In the end, I guess what I'm trying to say is that growing up is a journey. It's about learning, changing, and becoming the person you're meant to be. It's about facing challenges, overcoming obstacles, and learning from your mistakes. It's about finding joy in the journey, even when the road gets tough.
So, here I am, standing on the edge of adulthood, ready to embrace whatever comes my way. I'm excited about the opportunities that lie ahead, and I'm determined to make the most of them. I know that life won't always be easy, but I also know that I'm strong enough to handle whatever comes my way.
As I look back on my childhood, I'm grateful for all the memories and experiences that have shaped me into the person I am today. And as I look forward to the future, I'm excited about the person I'm becoming. I know that the journey won't always be smooth, but I also know that it will be worth it.
My journey from childhood to adulthood has been a rollercoaster ride of emotions and experiences.

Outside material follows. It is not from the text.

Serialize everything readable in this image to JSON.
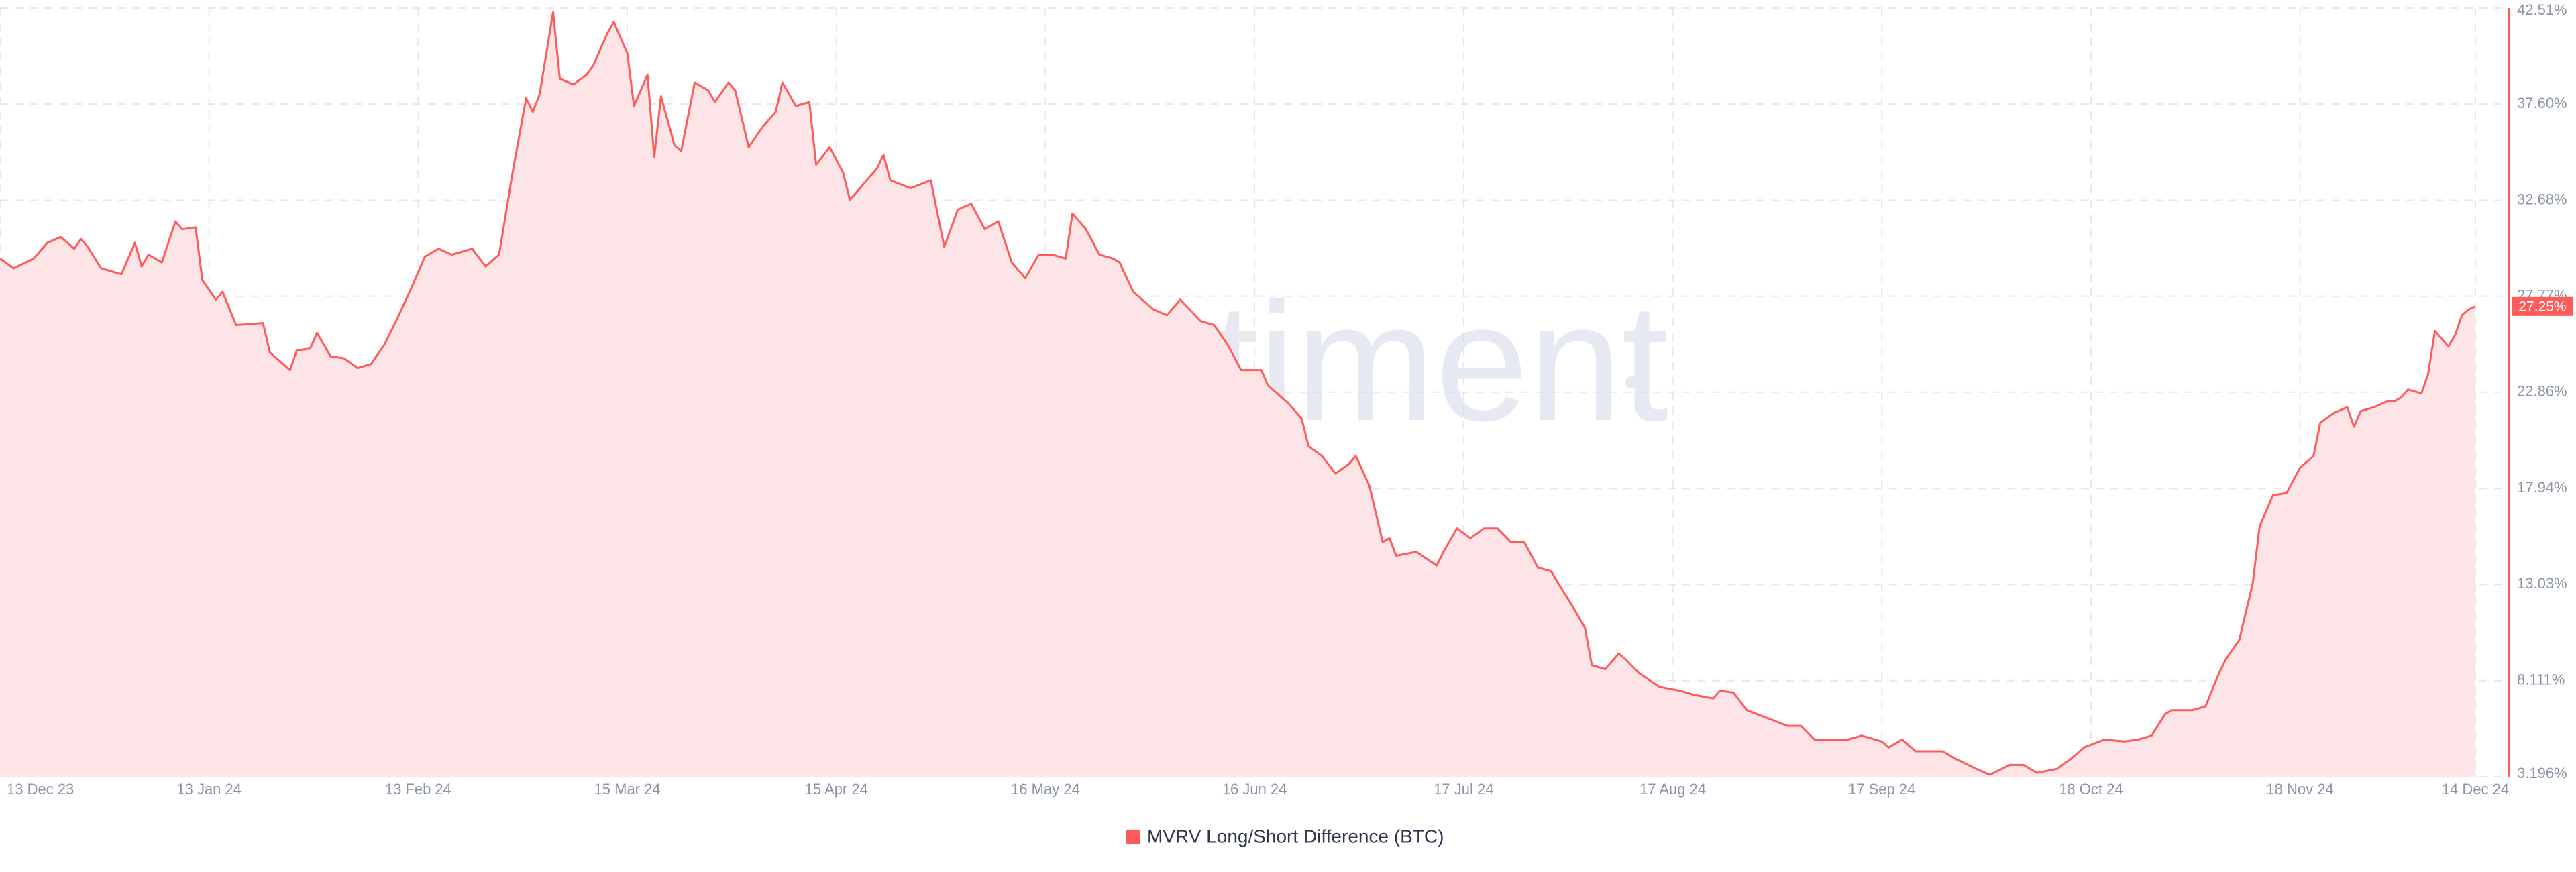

It's been filled with highs and lows, triumphs and challenges, laughter and tears. But through it all, I've learned that life is a beautiful journey, and I wouldn't trade it for anything.
So, as I bid farewell to my childhood and step into the world of adulthood, I do so with a heart full of hope and a spirit ready to embrace whatever lies ahead. I know the journey won't always be easy, but I also know it will be worth it. After all, life is not just about the destination. It's about the journey, and I'm excited to see where mine will take me.
And to anyone who's reading this, remember: No matter how tough life gets, never lose your inner child. Keep that spark of curiosity and joy alive, because that's what makes life truly worth living.